For Tilston-Lunel, the senator’s tour was encouraging. Bunyaviruses, the animal- and insect-borne RNA viruses that she studies, are “a group of viruses we need to watch out for,” she said, especially with global warming. Virologists worry that these viruses will spread farther and faster due to climate change because places previously too cold for insects to live or thrive are now becoming more habitable.

Toward the end of the tour, the senator remarked on how much he’d learned in such a short timeframe. He even asked for a second look into the microscope.

Of having a facility like CVR in the region, Casey said “There’s no way to place a value on it. It’s astronomical when you consider what it means for this entire region of the commonwealth.”

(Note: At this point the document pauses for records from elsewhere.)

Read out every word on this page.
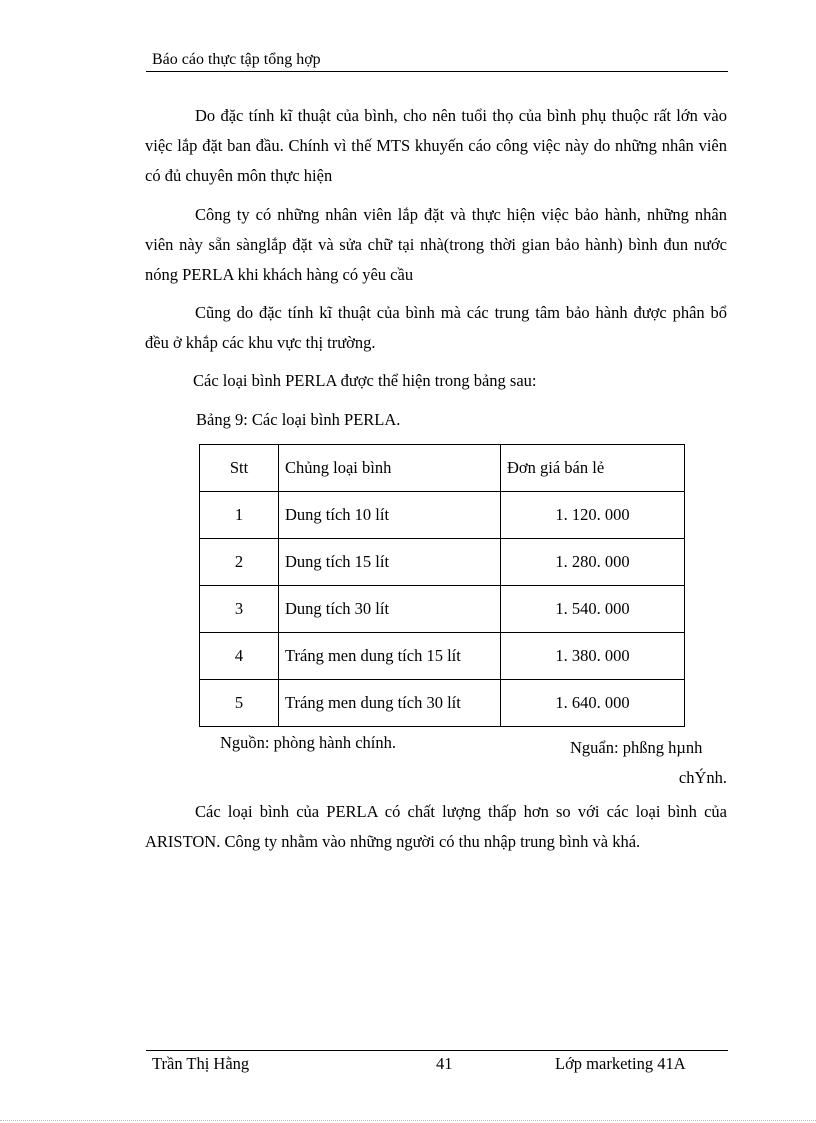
Báo cáo thực tập tổng hợp

Do đặc tính kĩ thuật của bình, cho nên tuổi thọ của bình phụ thuộc rất lớn vào việc lắp đặt ban đầu. Chính vì thế MTS khuyến cáo công việc này do những nhân viên có đủ chuyên môn thực hiện

Công ty có những nhân viên lắp đặt và thực hiện việc bảo hành, những nhân viên này sẵn sànglắp đặt và sửa chữ tại nhà(trong thời gian bảo hành) bình đun nước nóng PERLA khi khách hàng có yêu cầu

Cũng do đặc tính kĩ thuật của bình mà các trung tâm bảo hành được phân bổ đều ở khắp các khu vực thị trường.

Các loại bình PERLA được thể hiện trong bảng sau:

Bảng 9: Các loại bình PERLA.

Stt	Chủng loại bình	Đơn giá bán lẻ
1	Dung tích 10 lít	1. 120. 000
2	Dung tích 15 lít	1. 280. 000
3	Dung tích 30 lít	1. 540. 000
4	Tráng men dung tích 15 lít	1. 380. 000
5	Tráng men dung tích 30 lít	1. 640. 000
Nguồn: phòng hành chính.	Nguẩn: phßng hµnh
chÝnh.

Các loại bình của PERLA có chất lượng thấp hơn so với các loại bình của ARISTON. Công ty nhằm vào những người có thu nhập trung bình và khá.

Trần Thị Hằng	41	Lớp marketing 41A
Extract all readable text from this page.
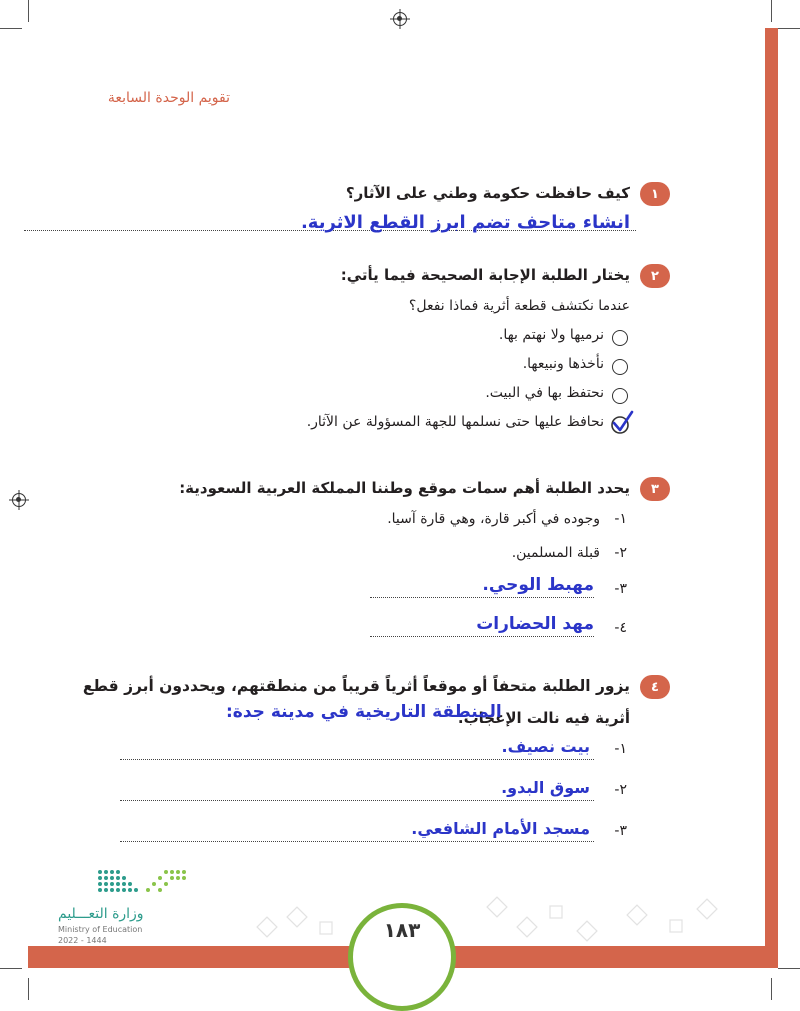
تقويم الوحدة السابعة
١
كيف حافظت حكومة وطني على الآثار؟
انشاء متاحف تضم ابرز القطع الاثرية.
٢
يختار الطلبة الإجابة الصحيحة فيما يأتي:
عندما نكتشف قطعة أثرية فماذا نفعل؟
نرميها ولا نهتم بها.
نأخذها ونبيعها.
نحتفظ بها في البيت.
نحافظ عليها حتى نسلمها للجهة المسؤولة عن الآثار.
٣
يحدد الطلبة أهم سمات موقع وطننا المملكة العربية السعودية:
١-
وجوده في أكبر قارة، وهي قارة آسيا.
٢-
قبلة المسلمين.
٣-
مهبط الوحي.
٤-
مهد الحضارات
٤
يزور الطلبة متحفاً أو موقعاً أثرياً قريباً من منطقتهم، ويحددون أبرز قطع
أثرية فيه نالت الإعجاب.
المنطقة التاريخية في مدينة جدة:
١-
بيت نصيف.
٢-
سوق البدو.
٣-
مسجد الأمام الشافعي.
١٨٣
وزارة التعـــليم
Ministry of Education
2022 - 1444
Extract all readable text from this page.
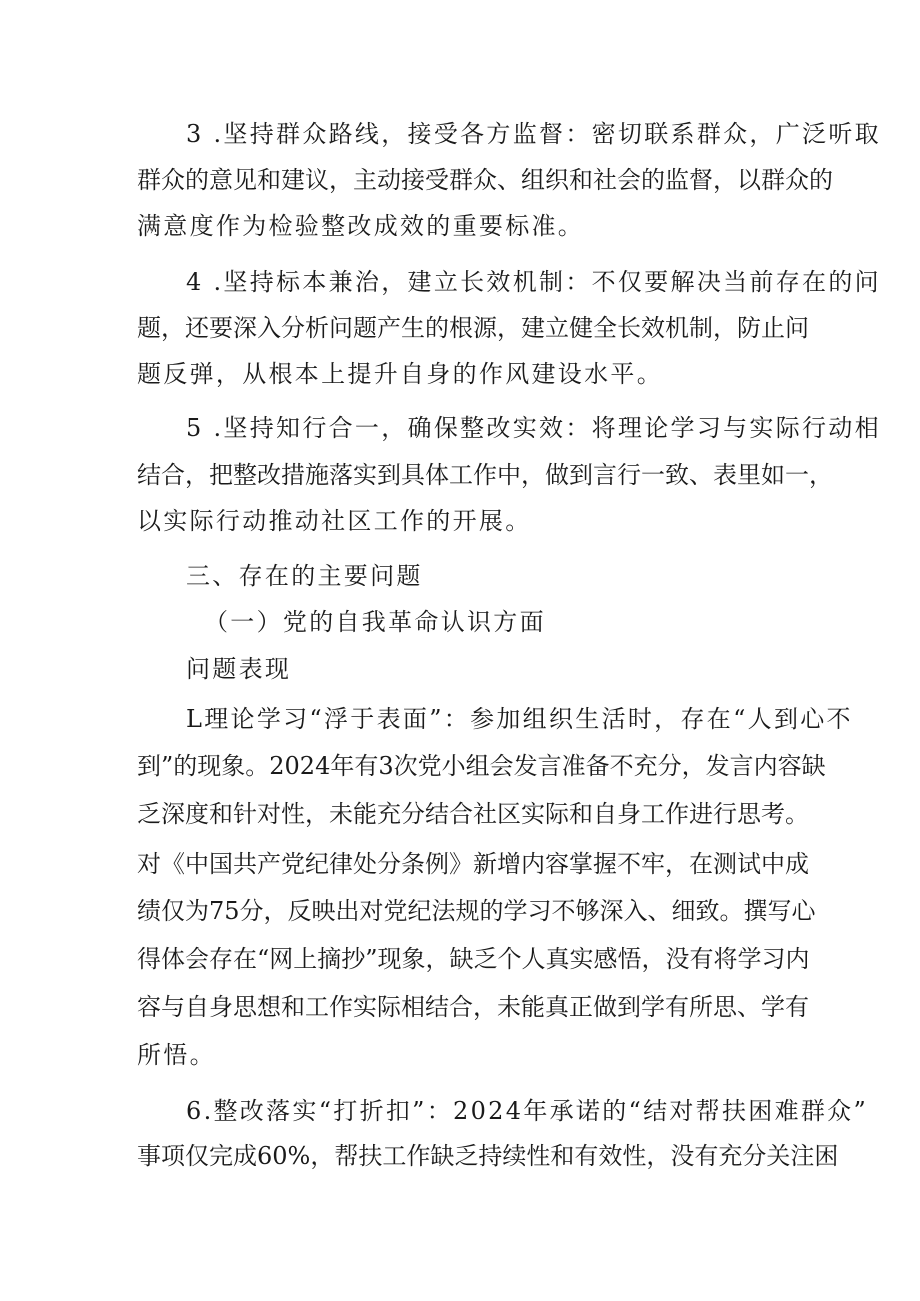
3 .坚持群众路线，接受各方监督：密切联系群众，广泛听取
群众的意见和建议，主动接受群众、组织和社会的监督，以群众的
满意度作为检验整改成效的重要标准。
4 .坚持标本兼治，建立长效机制：不仅要解决当前存在的问
题，还要深入分析问题产生的根源，建立健全长效机制，防止问
题反弹，从根本上提升自身的作风建设水平。
5 .坚持知行合一，确保整改实效：将理论学习与实际行动相
结合，把整改措施落实到具体工作中，做到言行一致、表里如一，
以实际行动推动社区工作的开展。
三、存在的主要问题
（一）党的自我革命认识方面
问题表现
L理论学习“浮于表面”：参加组织生活时，存在“人到心不
到”的现象。2024年有3次党小组会发言准备不充分，发言内容缺
乏深度和针对性，未能充分结合社区实际和自身工作进行思考。
对《中国共产党纪律处分条例》新增内容掌握不牢，在测试中成
绩仅为75分，反映出对党纪法规的学习不够深入、细致。撰写心
得体会存在“网上摘抄”现象，缺乏个人真实感悟，没有将学习内
容与自身思想和工作实际相结合，未能真正做到学有所思、学有
所悟。
6.整改落实“打折扣”：2024年承诺的“结对帮扶困难群众”
事项仅完成60%，帮扶工作缺乏持续性和有效性，没有充分关注困
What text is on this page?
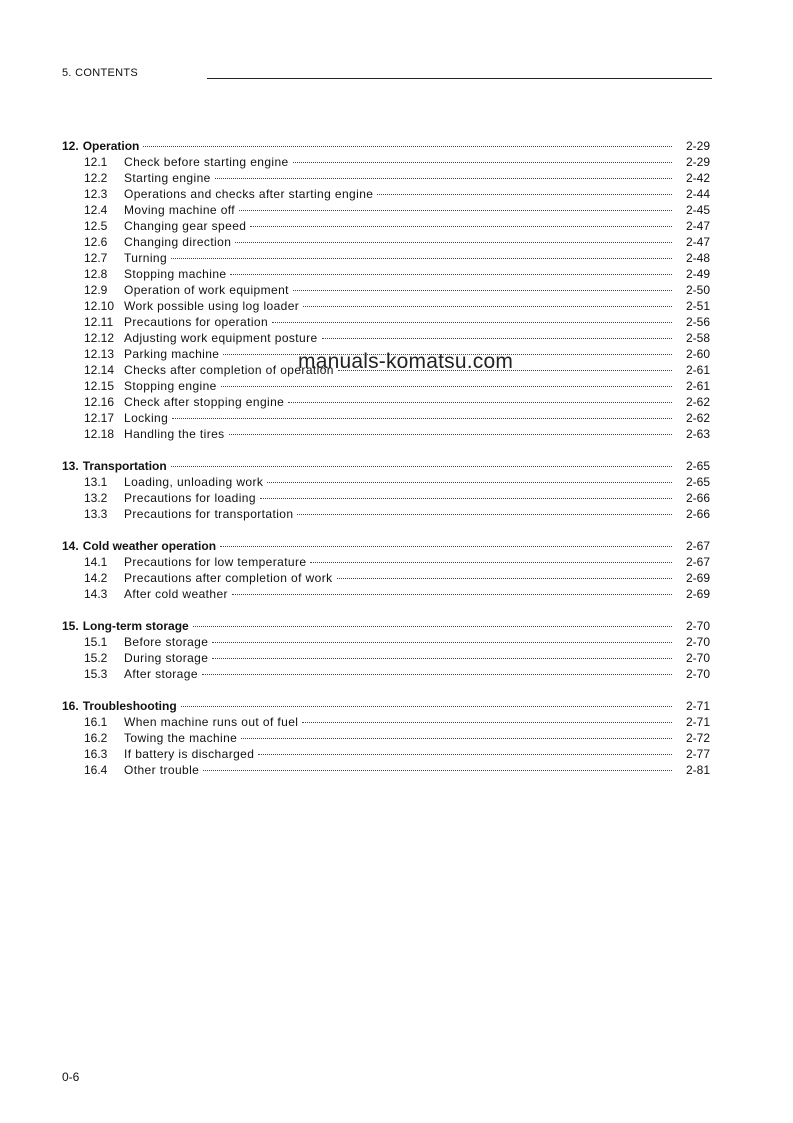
5. CONTENTS
12. Operation	2-29
12.1	Check before starting engine	2-29
12.2	Starting engine	2-42
12.3	Operations and checks after starting engine	2-44
12.4	Moving machine off	2-45
12.5	Changing gear speed	2-47
12.6	Changing direction	2-47
12.7	Turning	2-48
12.8	Stopping machine	2-49
12.9	Operation of work equipment	2-50
12.10 Work possible using log loader	2-51
12.11 Precautions for operation	2-56
12.12 Adjusting work equipment posture	2-58
12.13 Parking machine	2-60
12.14 Checks after completion of operation	2-61
12.15 Stopping engine	2-61
12.16 Check after stopping engine	2-62
12.17 Locking	2-62
12.18 Handling the tires	2-63
13. Transportation	2-65
13.1	Loading, unloading work	2-65
13.2	Precautions for loading	2-66
13.3	Precautions for transportation	2-66
14. Cold weather operation	2-67
14.1	Precautions for low temperature	2-67
14.2	Precautions after completion of work	2-69
14.3	After cold weather	2-69
15. Long-term storage	2-70
15.1	Before storage	2-70
15.2	During storage	2-70
15.3	After storage	2-70
16. Troubleshooting	2-71
16.1	When machine runs out of fuel	2-71
16.2	Towing the machine	2-72
16.3	If battery is discharged	2-77
16.4	Other trouble	2-81
manuals-komatsu.com
0-6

Casey has had infectious diseases on his radar for a long time. He led the passage of the reauthorized Pandemic All-Hazards Preparedness Act in 2013 with bipartisan support. Enacted in 2006, the updated legislation strengthened the nation’s preparedness to respond to medical and public health emergencies.

“We’re pretty blessed that we’ve got so much talent and the benefit of so much research here. I’m not at all surprised that Pitt has a global impact. So, if anything, we should brag about it more,” Casey said.

Scientists who also met the senator during his CVR tour included Postdoctoral Associate Maria Alcorn, Researcher Holly Simmons, Postdoctoral Associate Caleb Swaim, Research Assistant Professor Linda Murphy, Associate Professor of Immunology Doug Reed and Research Scientist Sham Nambulli.